Although these drugs are effective in reducing fever, inflammation and pain, they also put people at risk of ulcers: painful sores that can form on the lining of the stomach, esophagus or small intestine.

Stream state

Every time you consume food, the concentration of stomach acid decreases, says Derleth. Then, when the digested food leaves the stomach, the acid concentration is reversed.

Antacids like Tums, which typically use calcium carbonate as the main active ingredient, work to neutralize acid in cases of heartburn or indigestion. Similarly, drugs such as famotidine (brand names such as Pepcid) and omeprazole (brand names such as Prilosec) can reduce stomach acid secretion.

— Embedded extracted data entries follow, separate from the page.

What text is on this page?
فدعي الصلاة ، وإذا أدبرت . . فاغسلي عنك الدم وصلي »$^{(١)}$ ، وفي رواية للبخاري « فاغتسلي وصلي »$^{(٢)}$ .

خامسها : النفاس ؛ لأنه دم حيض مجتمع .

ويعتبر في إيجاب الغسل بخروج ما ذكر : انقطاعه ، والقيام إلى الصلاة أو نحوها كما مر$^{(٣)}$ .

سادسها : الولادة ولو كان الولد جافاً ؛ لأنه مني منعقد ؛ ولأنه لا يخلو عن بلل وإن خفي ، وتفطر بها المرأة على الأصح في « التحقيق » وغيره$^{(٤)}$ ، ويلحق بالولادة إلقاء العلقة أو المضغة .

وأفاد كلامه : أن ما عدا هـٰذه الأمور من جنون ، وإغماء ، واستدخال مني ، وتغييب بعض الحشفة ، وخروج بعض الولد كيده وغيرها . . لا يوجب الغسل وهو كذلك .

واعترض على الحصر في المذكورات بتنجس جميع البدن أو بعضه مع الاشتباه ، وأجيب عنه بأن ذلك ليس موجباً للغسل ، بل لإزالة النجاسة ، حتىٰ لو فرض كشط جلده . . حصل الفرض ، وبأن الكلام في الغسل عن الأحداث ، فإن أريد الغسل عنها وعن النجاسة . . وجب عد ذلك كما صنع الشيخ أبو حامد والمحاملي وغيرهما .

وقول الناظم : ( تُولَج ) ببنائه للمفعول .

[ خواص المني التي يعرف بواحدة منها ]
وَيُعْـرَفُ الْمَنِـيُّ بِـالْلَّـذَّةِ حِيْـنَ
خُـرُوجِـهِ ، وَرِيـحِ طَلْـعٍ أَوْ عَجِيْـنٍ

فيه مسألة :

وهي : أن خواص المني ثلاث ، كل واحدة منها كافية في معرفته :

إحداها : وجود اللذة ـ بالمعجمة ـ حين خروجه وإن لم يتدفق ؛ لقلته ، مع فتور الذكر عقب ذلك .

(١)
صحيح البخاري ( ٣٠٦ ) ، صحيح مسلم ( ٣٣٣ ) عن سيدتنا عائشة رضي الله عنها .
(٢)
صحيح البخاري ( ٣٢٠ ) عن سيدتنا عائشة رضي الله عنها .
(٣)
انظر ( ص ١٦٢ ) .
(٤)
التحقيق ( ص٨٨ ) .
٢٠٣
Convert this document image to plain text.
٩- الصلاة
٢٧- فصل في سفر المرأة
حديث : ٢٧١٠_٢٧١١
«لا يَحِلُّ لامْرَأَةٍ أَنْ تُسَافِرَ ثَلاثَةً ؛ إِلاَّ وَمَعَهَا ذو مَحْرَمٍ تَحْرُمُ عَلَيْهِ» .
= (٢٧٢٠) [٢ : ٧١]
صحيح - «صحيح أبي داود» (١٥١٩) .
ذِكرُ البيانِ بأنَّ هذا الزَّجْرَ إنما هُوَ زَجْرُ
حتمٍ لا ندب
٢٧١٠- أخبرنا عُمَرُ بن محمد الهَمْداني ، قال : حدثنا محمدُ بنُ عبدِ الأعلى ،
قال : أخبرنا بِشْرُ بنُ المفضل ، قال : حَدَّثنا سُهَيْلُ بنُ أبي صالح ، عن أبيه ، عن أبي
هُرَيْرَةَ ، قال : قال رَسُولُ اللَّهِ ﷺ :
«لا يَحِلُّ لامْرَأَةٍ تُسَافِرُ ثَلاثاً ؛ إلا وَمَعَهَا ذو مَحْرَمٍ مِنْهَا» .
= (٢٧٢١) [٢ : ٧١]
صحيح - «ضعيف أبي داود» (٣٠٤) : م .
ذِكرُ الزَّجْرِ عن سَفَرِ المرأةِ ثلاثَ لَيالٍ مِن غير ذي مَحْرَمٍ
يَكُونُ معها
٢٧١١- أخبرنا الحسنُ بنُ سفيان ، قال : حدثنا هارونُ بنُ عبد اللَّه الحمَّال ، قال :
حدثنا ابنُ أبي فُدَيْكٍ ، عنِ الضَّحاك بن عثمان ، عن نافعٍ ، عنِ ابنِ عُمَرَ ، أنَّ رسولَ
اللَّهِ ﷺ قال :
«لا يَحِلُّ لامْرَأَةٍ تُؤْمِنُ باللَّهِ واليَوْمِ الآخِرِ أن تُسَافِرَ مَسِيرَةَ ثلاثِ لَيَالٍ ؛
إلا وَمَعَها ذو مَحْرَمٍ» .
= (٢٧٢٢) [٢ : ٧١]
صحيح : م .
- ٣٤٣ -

When it comes to acid reflux, also known as gastroesophageal reflux disease or GERD, the symptoms are not caused by overproduction of acid. Instead, they’re due to where that acid ends up—your esophagus and throat.

In addition to the occasional use of medication to relieve reflux symptoms, Derleth recommends some lifestyle changes, such as waiting two to three hours after your last bite to go to bed. Elevating the head of your bed can also help, as can losing weight and cutting back on caffeine, alcohol and nicotine.

Read more: If marijuana is giving you an upset stomach, you’re not alone


Other health conditions can also destabilize normal acid concentrations, Derleth says.

These include common chronic stomach infections, such as those caused by Helicobacter pylori bacteria. Zollinger-Ellison syndromea rare condition associated with a tumor called a gastrinoma can also greatly increase the amount of acid in your stomach.

Problems can also arise from the absence enough acid. Although production often declines slightly with age, conditions such as autoimmune atrophic gastritis can further limit acid production and lead to upper GI symptoms such as indigestion.

Upper GI symptoms that don’t respond to lifestyle or short-term treatment should prompt a visit to a health care provider, Derleth says, especially if they’re “red flag” symptoms. These include difficulty swallowing, a feeling that food is stuck in the esophagus, and a constant feeling of fullness even at the beginning of a meal.